Google was hit with a record-breaking $2.7 billion fine last month by the European Commission for breaking antitrust laws. The EU says Google demoted rivals and unfairly promoted its own services in search results related to shopping. While the fine is the largest antitrust judgement ever, an even bigger fine could be on the way for Google.
Reuters reports that EU regulators are considering another record-breaking fine for Google over its Android operating system. The European Commission has been investigating Android after rivals complained that Google has been abusing its market dominance. Google has been accused of limiting access to the Google Play Store unless phone makers also bundle Google search and Chrome apps. Google has also reportedly blocked phone makers from creating devices that run forked versions of Android, as part of an anti-fragmentation agreement.
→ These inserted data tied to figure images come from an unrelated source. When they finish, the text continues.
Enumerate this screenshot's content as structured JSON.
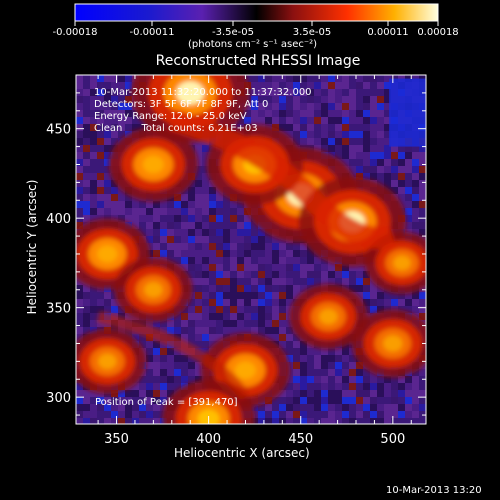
{
  "chart_data": {
    "type": "heatmap",
    "title": "Reconstructed RHESSI Image",
    "xlabel": "Heliocentric X (arcsec)",
    "ylabel": "Heliocentric Y (arcsec)",
    "xlim": [
      328,
      518
    ],
    "ylim": [
      285,
      480
    ],
    "x_ticks": [
      "350",
      "400",
      "450",
      "500"
    ],
    "y_ticks": [
      "300",
      "350",
      "400",
      "450"
    ],
    "colorbar": {
      "range": [
        -0.00018,
        0.00018
      ],
      "tick_labels": [
        "-0.00018",
        "-0.00011",
        "-3.5e-05",
        "3.5e-05",
        "0.00011",
        "0.00018"
      ],
      "unit_label": "(photons cm⁻² s⁻¹ asec⁻²)"
    },
    "annotations": [
      "10-Mar-2013 11:32:20.000 to 11:37:32.000",
      "Detectors: 3F 5F 6F 7F 8F 9F, Att 0",
      "Energy Range: 12.0 - 25.0 keV",
      "Clean      Total counts: 6.21E+03"
    ],
    "peak_label": "Position of Peak = [391,470]",
    "bright_regions": [
      {
        "x": 390,
        "y": 470,
        "intensity": 1.0
      },
      {
        "x": 450,
        "y": 413,
        "intensity": 0.95
      },
      {
        "x": 478,
        "y": 398,
        "intensity": 0.85
      },
      {
        "x": 425,
        "y": 430,
        "intensity": 0.7
      },
      {
        "x": 370,
        "y": 430,
        "intensity": 0.6
      },
      {
        "x": 345,
        "y": 380,
        "intensity": 0.55
      },
      {
        "x": 420,
        "y": 315,
        "intensity": 0.6
      },
      {
        "x": 500,
        "y": 330,
        "intensity": 0.5
      },
      {
        "x": 400,
        "y": 288,
        "intensity": 0.65
      },
      {
        "x": 370,
        "y": 360,
        "intensity": 0.45
      },
      {
        "x": 345,
        "y": 320,
        "intensity": 0.45
      },
      {
        "x": 465,
        "y": 345,
        "intensity": 0.45
      },
      {
        "x": 505,
        "y": 375,
        "intensity": 0.4
      }
    ]
  },
  "timestamp": "10-Mar-2013 13:20"
}
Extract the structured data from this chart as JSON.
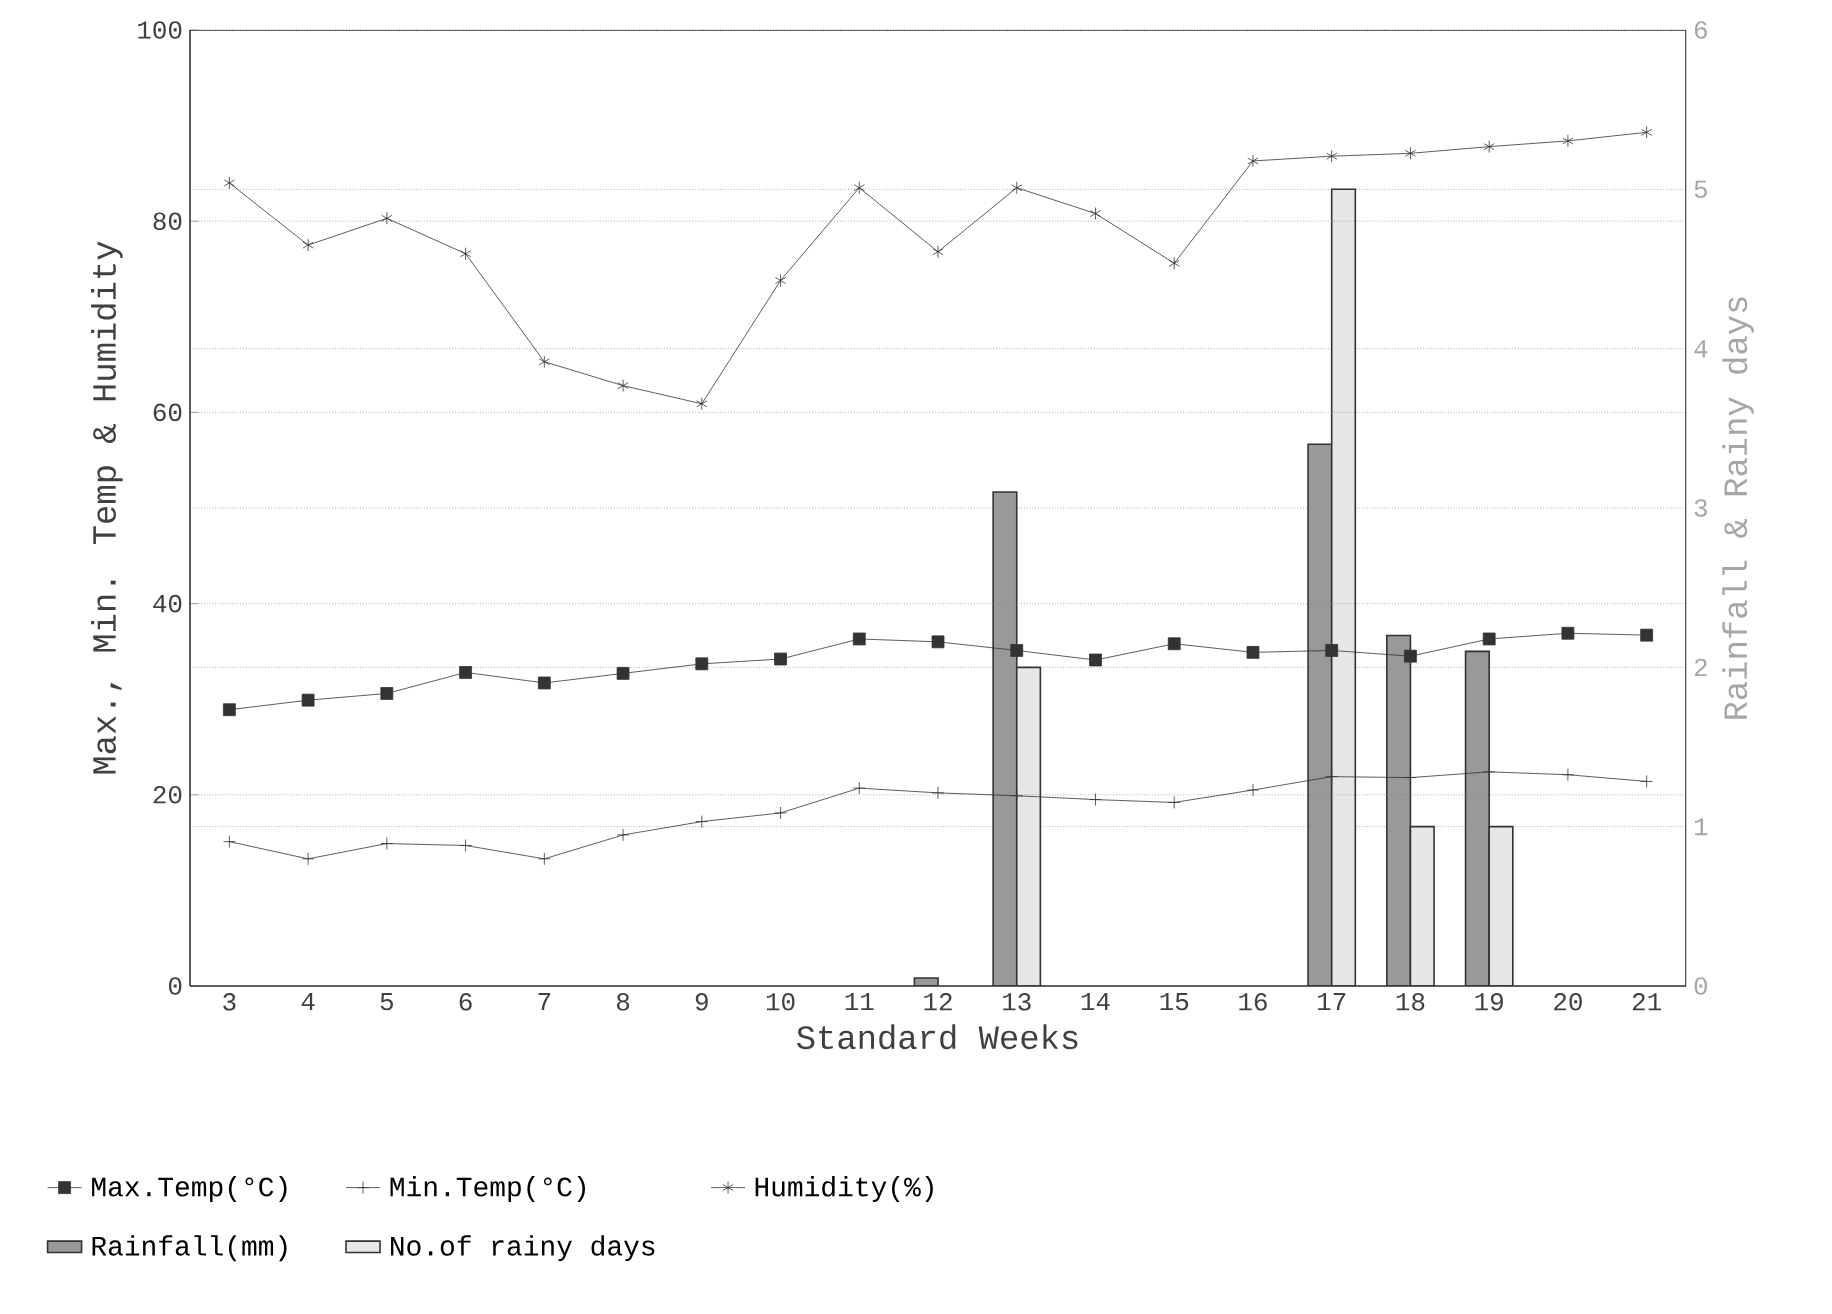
{
  "chart_data": {
    "type": "line",
    "xlabel": "Standard Weeks",
    "ylabel": "Max., Min. Temp & Humidity",
    "y2label": "Rainfall & Rainy days",
    "categories": [
      "3",
      "4",
      "5",
      "6",
      "7",
      "8",
      "9",
      "10",
      "11",
      "12",
      "13",
      "14",
      "15",
      "16",
      "17",
      "18",
      "19",
      "20",
      "21"
    ],
    "series": [
      {
        "name": "Max.Temp(°C)",
        "marker": "square",
        "color": "#333333",
        "values": [
          28.9,
          29.9,
          30.6,
          32.8,
          31.7,
          32.7,
          33.7,
          34.2,
          36.3,
          36.0,
          35.1,
          34.1,
          35.8,
          34.9,
          35.1,
          34.5,
          36.3,
          36.9,
          36.7
        ]
      },
      {
        "name": "Min.Temp(°C)",
        "marker": "cross",
        "color": "#333333",
        "values": [
          15.1,
          13.3,
          14.9,
          14.7,
          13.3,
          15.8,
          17.2,
          18.1,
          20.7,
          20.2,
          19.9,
          19.5,
          19.2,
          20.5,
          21.9,
          21.8,
          22.4,
          22.1,
          21.4
        ]
      },
      {
        "name": "Humidity(%)",
        "marker": "cross",
        "color": "#333333",
        "values": [
          84.0,
          77.5,
          80.3,
          76.6,
          65.3,
          62.8,
          60.9,
          73.8,
          83.5,
          76.8,
          83.5,
          80.8,
          75.6,
          86.3,
          86.8,
          87.1,
          87.8,
          88.4,
          89.3
        ]
      },
      {
        "name": "Rainfall(mm)",
        "type": "bar",
        "axis": "y2",
        "color": "#999999",
        "values": [
          null,
          null,
          null,
          null,
          null,
          null,
          null,
          null,
          null,
          0.05,
          3.1,
          null,
          null,
          null,
          3.4,
          2.2,
          2.1,
          null,
          null
        ]
      },
      {
        "name": "No.of rainy days",
        "type": "bar",
        "axis": "y2",
        "color": "#e6e6e6",
        "values": [
          null,
          null,
          null,
          null,
          null,
          null,
          null,
          null,
          null,
          null,
          2,
          null,
          null,
          null,
          5,
          1,
          1,
          null,
          null
        ]
      }
    ],
    "ylim": [
      0,
      100
    ],
    "yticks": [
      0,
      20,
      40,
      60,
      80,
      100
    ],
    "y2lim": [
      0,
      6
    ],
    "y2ticks": [
      0,
      1,
      2,
      3,
      4,
      5,
      6
    ],
    "grid": "y",
    "legend": "bottom"
  }
}
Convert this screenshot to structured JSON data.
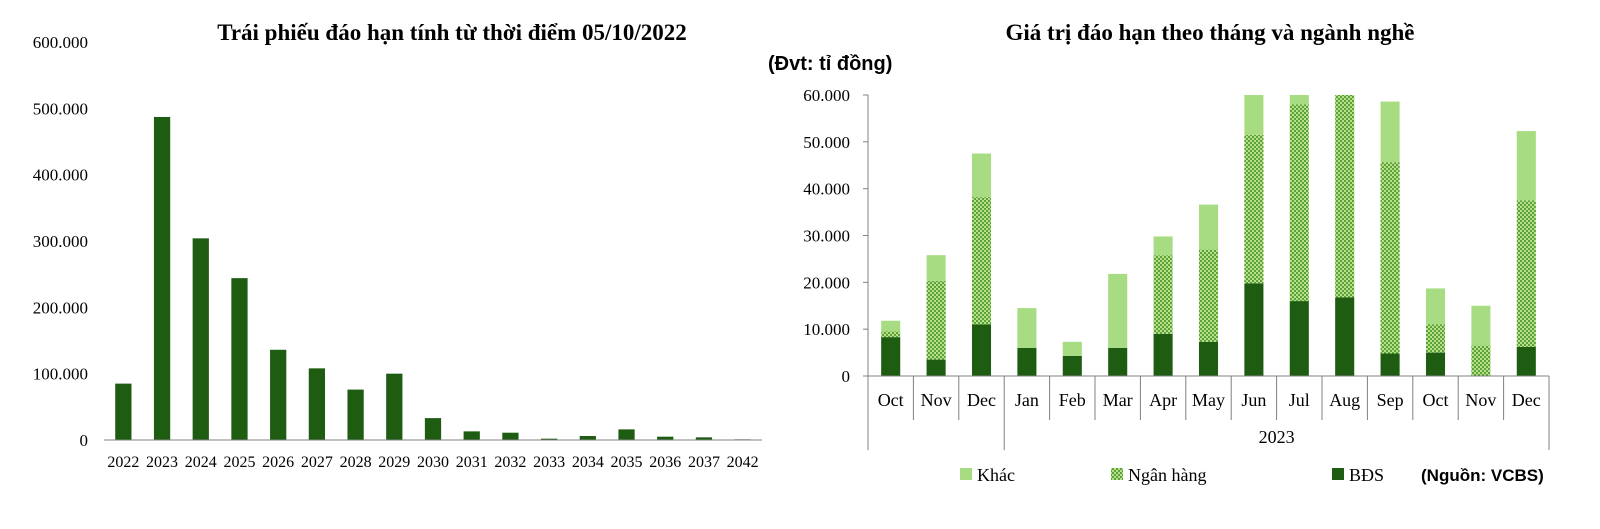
{
  "colors": {
    "dark": "#1e5c12",
    "dots": "#3f8f1f",
    "dots_bg": "#b7e08a",
    "light": "#a8dc82",
    "axis": "#808080"
  },
  "chart_data": [
    {
      "type": "bar",
      "title": "Trái phiếu đáo hạn tính từ thời điểm 05/10/2022",
      "categories": [
        "2022",
        "2023",
        "2024",
        "2025",
        "2026",
        "2027",
        "2028",
        "2029",
        "2030",
        "2031",
        "2032",
        "2033",
        "2034",
        "2035",
        "2036",
        "2037",
        "2042"
      ],
      "values": [
        85000,
        487000,
        304000,
        244000,
        136000,
        108000,
        76000,
        100000,
        33000,
        13000,
        11000,
        2000,
        6000,
        16000,
        5000,
        4000,
        1000
      ],
      "ylim": [
        0,
        600000
      ],
      "yticks": [
        "0",
        "100.000",
        "200.000",
        "300.000",
        "400.000",
        "500.000",
        "600.000"
      ],
      "grid": false
    },
    {
      "type": "bar",
      "stacked": true,
      "title": "Giá trị đáo hạn theo tháng và ngành nghề",
      "unit_label": "(Đvt: tỉ đồng)",
      "categories": [
        "Oct",
        "Nov",
        "Dec",
        "Jan",
        "Feb",
        "Mar",
        "Apr",
        "May",
        "Jun",
        "Jul",
        "Aug",
        "Sep",
        "Oct",
        "Nov",
        "Dec"
      ],
      "year_group_label": "2023",
      "series": [
        {
          "name": "BĐS",
          "values": [
            8300,
            3500,
            11000,
            6000,
            4300,
            6000,
            9000,
            7300,
            19800,
            16000,
            16800,
            4800,
            5000,
            0,
            6200
          ]
        },
        {
          "name": "Ngân hàng",
          "values": [
            1200,
            16800,
            27200,
            0,
            0,
            0,
            16800,
            19700,
            31700,
            42000,
            43200,
            40800,
            6000,
            6500,
            31300
          ]
        },
        {
          "name": "Khác",
          "values": [
            2300,
            5500,
            9300,
            8500,
            3000,
            15800,
            4000,
            9600,
            8500,
            2000,
            0,
            13000,
            7700,
            8500,
            14800
          ]
        }
      ],
      "ylim": [
        0,
        60000
      ],
      "yticks": [
        "0",
        "10.000",
        "20.000",
        "30.000",
        "40.000",
        "50.000",
        "60.000"
      ],
      "legend": [
        "Khác",
        "Ngân hàng",
        "BĐS"
      ],
      "legend_position": "bottom",
      "source": "(Nguồn: VCBS)",
      "grid": false
    }
  ]
}
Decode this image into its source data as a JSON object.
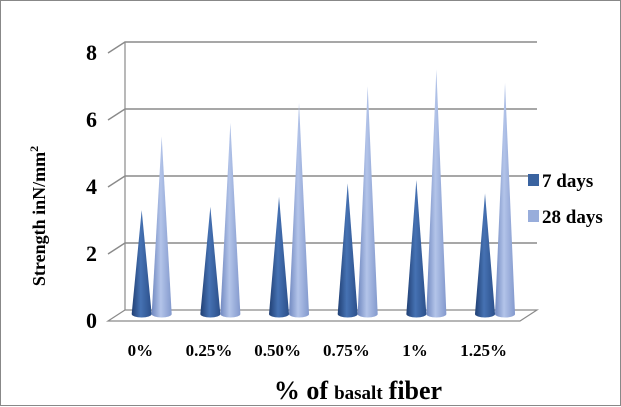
{
  "chart_data": {
    "type": "bar",
    "mark_shape": "3d-cone",
    "categories": [
      "0%",
      "0.25%",
      "0.50%",
      "0.75%",
      "1%",
      "1.25%"
    ],
    "series": [
      {
        "name": "7 days",
        "color": "#3a63a0",
        "values": [
          3.1,
          3.2,
          3.5,
          3.9,
          4.0,
          3.6
        ]
      },
      {
        "name": "28 days",
        "color": "#98addb",
        "values": [
          5.3,
          5.7,
          6.3,
          6.8,
          7.3,
          6.9
        ]
      }
    ],
    "yticks": [
      "0",
      "2",
      "4",
      "6",
      "8"
    ],
    "ylim": [
      0,
      8
    ],
    "ylabel_main": "Strength inN/mm",
    "ylabel_sup": "2",
    "xlabel_part1": "% of",
    "xlabel_part2": "basalt",
    "xlabel_part3": "fiber",
    "grid": true,
    "legend_position": "right"
  }
}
While Reuters suggests the potential Android fine could top the $2.7 billion penalty, a bigger concern for Google will be whether it's forced to dramatically alter Android and unbundle key parts. Android has long been considered as open source software, but Google has slowly been adding key components into its Google Play Services software and associated agreements.
Source: The Verge
(Score: 2) by Lagg on Friday July 07 2017, @03:27PM
Yeah the EU regulators continue to confuse me. Hell I'm still trying to understand why it was okay that the N1 [imgur.com] was supposedly first party and yet had paid app placement in what one would expect to be a clean install. I had to rezip the update apks every update if I wanted to keep facebook and twitter and all that off. Because system apps are impossible to uninstall. That seems screwy competition wise. (Note: assumption N1 was the same in EU)
Whatever, shouldn't be surprised. Same set of regulators that thought the browser ballot would work I bet. Heh.
Personally I don't think Google is collecting any more or less than they were before. Will say fnord is right in that the system services are bigger, more processes and inter dependencies however.